There is no point at which RAM and CPU have any effect on compression levels, just how long it takes to compress it.
@@sarkybugger5009 7Zip tells me higher compression needs more memory, both to pack and unpack.
I guess if there isn't enough RAM the pagefile in Windows or equivalent on other OSs is used after maxing out the RAM.
@@CnCDuneAccording to Wikipedia, LZMA2's (7zip's main compression algorithm) memory usage is around the size of the dictionary, which can be *forced* up to 1 GiB in size, although using normal compression settings at max, it's only 24MiB.
So even at the hypothetical max, it shouldn't consume much more than 1GiB of memory.
Storage mediums have a better time trying to read one continuous big file versus having to find lots of tiny ones that are clustered all around.

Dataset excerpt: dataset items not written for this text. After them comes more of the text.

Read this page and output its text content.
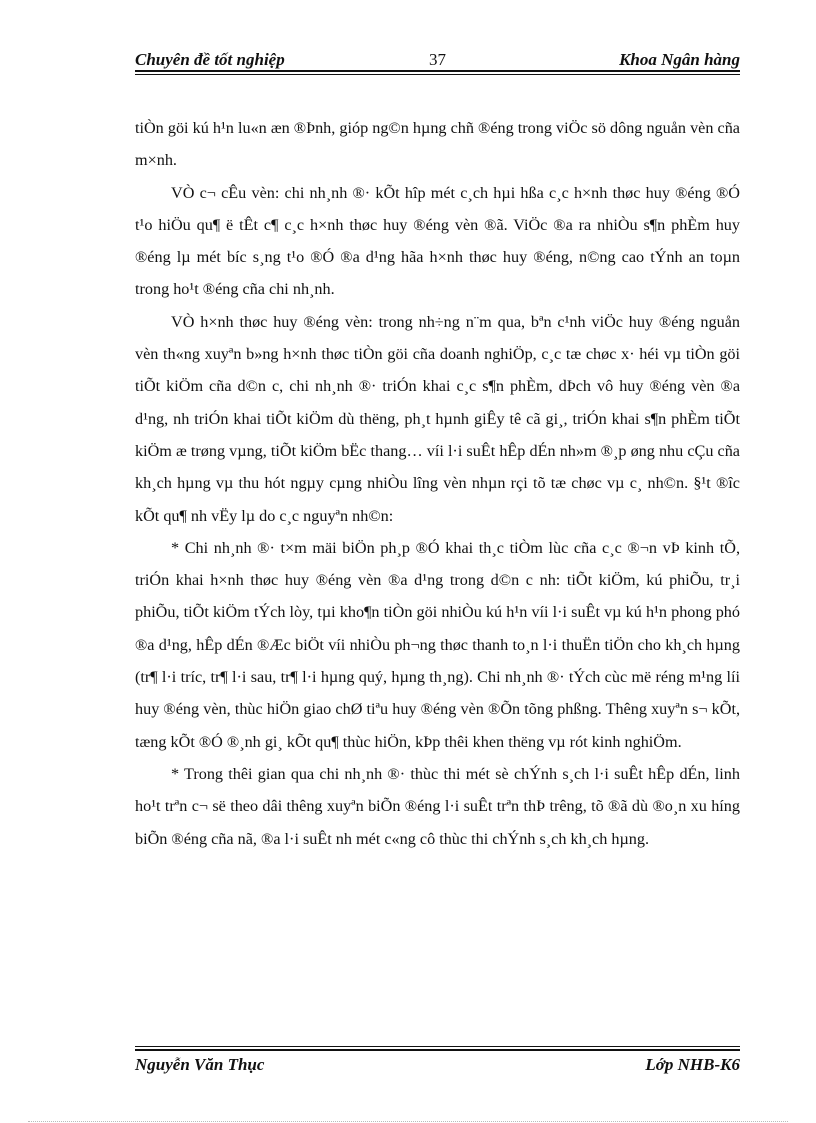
Chuyên đề tốt nghiệp	37	Khoa Ngân hàng

tiÒn göi kú h¹n lu«n æn ®Þnh, gióp ng©n hµng chñ ®éng trong viÖc sö dông nguån vèn cña m×nh.

VÒ c¬ cÊu vèn: chi nh¸nh ®· kÕt hîp mét c¸ch hµi hßa c¸c h×nh thøc huy ®éng ®Ó t¹o hiÖu qu¶ ë tÊt c¶ c¸c h×nh thøc huy ®éng vèn ®ã. ViÖc ®a ra nhiÒu s¶n phÈm huy ®éng lµ mét bíc s¸ng t¹o ®Ó ®a d¹ng hãa h×nh thøc huy ®éng, n©ng cao tÝnh an toµn trong ho¹t ®éng cña chi nh¸nh.

VÒ h×nh thøc huy ®éng vèn: trong nh÷ng n¨m qua, bªn c¹nh viÖc huy ®éng nguån vèn th«ng xuyªn b»ng h×nh thøc tiÒn göi cña doanh nghiÖp, c¸c tæ chøc x· héi vµ tiÒn göi tiÕt kiÖm cña d©n c, chi nh¸nh ®· triÓn khai c¸c s¶n phÈm, dÞch vô huy ®éng vèn ®a d¹ng, nh triÓn khai tiÕt kiÖm dù thëng, ph¸t hµnh giÊy tê cã gi¸, triÓn khai s¶n phÈm tiÕt kiÖm æ trøng vµng, tiÕt kiÖm bËc thang… víi l·i suÊt hÊp dÉn nh»m ®¸p øng nhu cÇu cña kh¸ch hµng vµ thu hót ngµy cµng nhiÒu lîng vèn nhµn rçi tõ tæ chøc vµ c¸ nh©n. §¹t ®îc kÕt qu¶ nh vËy lµ do c¸c nguyªn nh©n:

* Chi nh¸nh ®· t×m mäi biÖn ph¸p ®Ó khai th¸c tiÒm lùc cña c¸c ®¬n vÞ kinh tÕ, triÓn khai h×nh thøc huy ®éng vèn ®a d¹ng trong d©n c nh: tiÕt kiÖm, kú phiÕu, tr¸i phiÕu, tiÕt kiÖm tÝch lòy, tµi kho¶n tiÒn göi nhiÒu kú h¹n víi l·i suÊt vµ kú h¹n phong phó ®a d¹ng, hÊp dÉn ®Æc biÖt víi nhiÒu ph¬ng thøc thanh to¸n l·i thuËn tiÖn cho kh¸ch hµng (tr¶ l·i tríc, tr¶ l·i sau, tr¶ l·i hµng quý, hµng th¸ng). Chi nh¸nh ®· tÝch cùc më réng m¹ng líi huy ®éng vèn, thùc hiÖn giao chØ tiªu huy ®éng vèn ®Õn tõng phßng. Thêng xuyªn s¬ kÕt, tæng kÕt ®Ó ®¸nh gi¸ kÕt qu¶ thùc hiÖn, kÞp thêi khen thëng vµ rót kinh nghiÖm.

* Trong thêi gian qua chi nh¸nh ®· thùc thi mét sè chÝnh s¸ch l·i suÊt hÊp dÉn, linh ho¹t trªn c¬ së theo dâi thêng xuyªn biÕn ®éng l·i suÊt trªn thÞ trêng, tõ ®ã dù ®o¸n xu híng biÕn ®éng cña nã, ®a l·i suÊt nh mét c«ng cô thùc thi chÝnh s¸ch kh¸ch hµng.

Nguyễn Văn Thục	Lớp NHB-K6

I like to approach it more generally and abstract: An archive file serves a few purposes: gathering multiple files together as a single unit, reliably keeping the full filenames and meta-information no matter what system the file moves through, verification of integrity, password encryption, and reducing size (to save on storage cost or speed up transfer over a slow link or medium). As for reducing size, of all the possible files of a given size, most of them aren't useful to us. Thus, this subset of useful files can be represented with less data. Various approaches are taken that recognize the typical patterns of redundancy in files, some lossy. As others have mentioned, media files almost all use their own compression already, and they tend to take most of the space on computers, thus the compression aspect of archives is less-important. So all the other benefits become the main reason for archive files.
Thanks for this. Great video as always.
WOW, I now understand compression better than I did, but that may not be saying a lot. LOL. Compression, depression, maybe I should just keep my mouth zipped! Looking forward to your next video.